EXEGETICAL (ORIGINAL LANGUAGES)
5. of Baal] See on Jeremiah 2:8. Topheth is the corresponding word in Jeremiah 7:31.

5, 6. Substantially identical with ch. Jeremiah 7:31-32. See notes there and on Jeremiah 2:23.

Verse 5. - Baal. This seems to be used loosely for Moloch (comp. on Jeremiah 2:8). Jeremiah 19:5In Jeremiah 19:3-5 the threatening is summarily set forth. Horrible evil will the Lord bring on this place, i.e., Jerusalem. The ears of every one that hears it will tingle, so utterly stunning will the news of it turn out to be; cf. 2 Kings 21:12 and 1 Samuel 3:11, where we find תּצלּינה; cf. Ew. 197, a. This they have brought on themselves by their dreadful sins. They have forsaken Jahveh, disowned this place; נכּר , prop. find strange, Deuteronomy 32:27, then treat as strange, deny, Job 21:29. In substance: they have not treated Jerusalem as the city of the sanctuary of their God, but, as it mentioned after, they have burnt incense in it to other (strange) gods. The words: they and their fathers, and the kings of Judah, are not the subject to "knew not," as is "they and their," etc., in Jeremiah 9:15; Jeremiah 16:13, but to the preceding verb of the principal clause. "And have filled the city with the blood of innocents." This Grot. and others understand by the blood of the children slain for Moloch; and for this, appeal is made to Psalm 106:37., where the pouring out of innocent blood is explained to be that of sons and daughters offered to idols. But this passage cannot be the standard for the present one, neither can the statement that here we have to deal with idolatry alone. This latter is petitio principii. If shedding the blood of innocents had been said of offerings to Moloch, then Jeremiah 19:5 must be taken as epexegesis. But in opposition to this we have not only the parallelism of the clauses, but also and especially the circumstance, that not till Jeremiah 19:5 is mention made of altars on which to offer children of Moloch. We therefore understand the filling of Jerusalem with the blood of innocents, according to Jeremiah 7:6, cf. Jeremiah 2:34 and Jeremiah 22:3, Jeremiah 22:17, of judicial murder or of bloody persecution of the godly; and on two grounds: 1. because alongside of idolatry we always find mentioned as the chief sin the perversion of justice to the shedding of innocent blood (cf. the passages cited), so that this sin would not likely be omitted here, as one cause of the dreadful judgment about to pass on Jerusalem; 2. because our passage recalls the very wording of 2 Kings 21:16, where, after mentioning his idolatry, it is said of Manasseh: Also innocent blood hath he shed, until he made Jerusalem full (מלּא) to the brink.

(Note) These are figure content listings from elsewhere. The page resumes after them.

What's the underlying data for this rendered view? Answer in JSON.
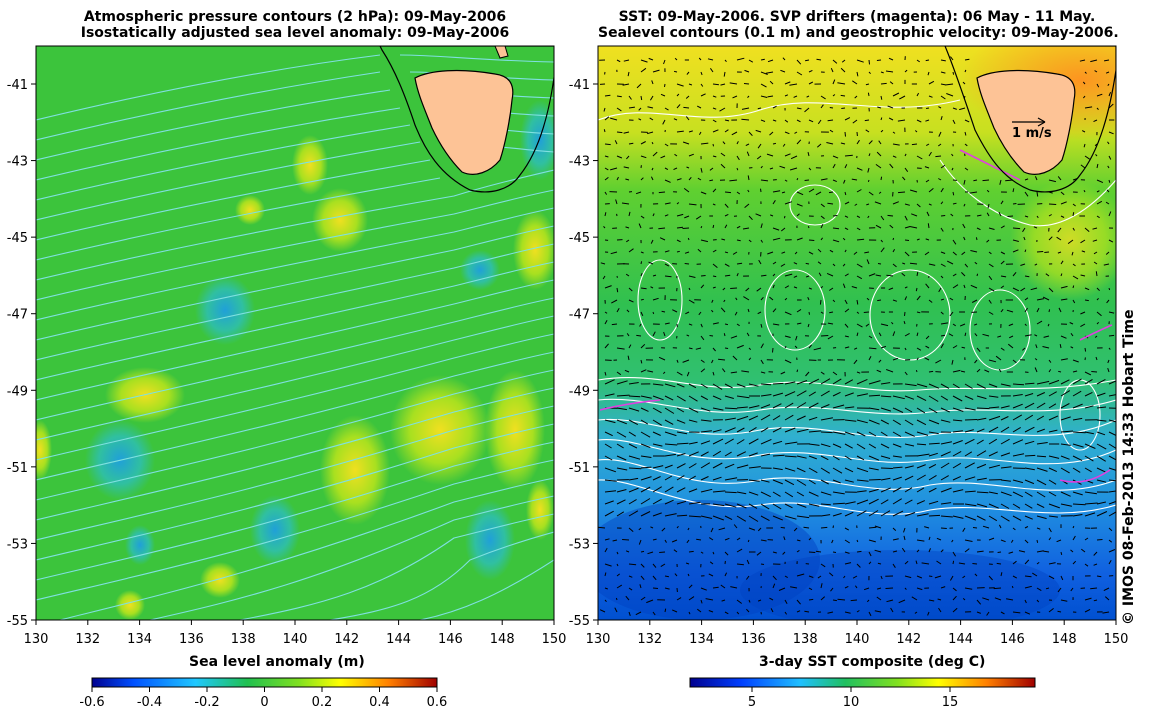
{
  "left_panel": {
    "title_line1": "Atmospheric pressure contours (2 hPa): 09-May-2006",
    "title_line2": "Isostatically adjusted sea level anomaly: 09-May-2006",
    "lon_ticks": [
      "130",
      "132",
      "134",
      "136",
      "138",
      "140",
      "142",
      "144",
      "146",
      "148",
      "150"
    ],
    "lat_ticks": [
      "-41",
      "-43",
      "-45",
      "-47",
      "-49",
      "-51",
      "-53",
      "-55"
    ],
    "colorbar_label": "Sea level anomaly (m)",
    "colorbar_ticks": [
      "-0.6",
      "-0.4",
      "-0.2",
      "0",
      "0.2",
      "0.4",
      "0.6"
    ],
    "colors": {
      "background": "#3cc43c",
      "contour": "#7fe0e0",
      "land": "#fdc396"
    }
  },
  "right_panel": {
    "title_line1": "SST: 09-May-2006. SVP drifters (magenta): 06 May - 11 May.",
    "title_line2": "Sealevel contours (0.1 m) and geostrophic velocity: 09-May-2006.",
    "lon_ticks": [
      "130",
      "132",
      "134",
      "136",
      "138",
      "140",
      "142",
      "144",
      "146",
      "148",
      "150"
    ],
    "lat_ticks": [
      "-41",
      "-43",
      "-45",
      "-47",
      "-49",
      "-51",
      "-53",
      "-55"
    ],
    "colorbar_label": "3-day SST composite (deg C)",
    "colorbar_ticks": [
      "5",
      "10",
      "15"
    ],
    "velocity_scale_label": "1 m/s",
    "colors": {
      "contour": "#ffffff",
      "drifter": "#e040e0",
      "land": "#fdc396"
    }
  },
  "credit": "© IMOS 08-Feb-2013 14:33 Hobart Time"
}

The climax in the enumeration of sins in these verses is accordingly this: 1. The disowning of the holiness of Jerusalem as the abode of the Lord by the public practice of idolatry; 2. the shedding of innocent blood as extremity of injustice and godless judicial practices; 3. as worst of all abominations, the building of altars for burning their own children to Moloch. That the Moloch-sacrifices are mentioned last, as being worst of all, is shown by the three relative clauses: which I have not commanded, etc., which by an impassioned gradation of phrases mark God's abomination of these horrors. On this subject cf. Jeremiah 7:31 and Jeremiah 32:35.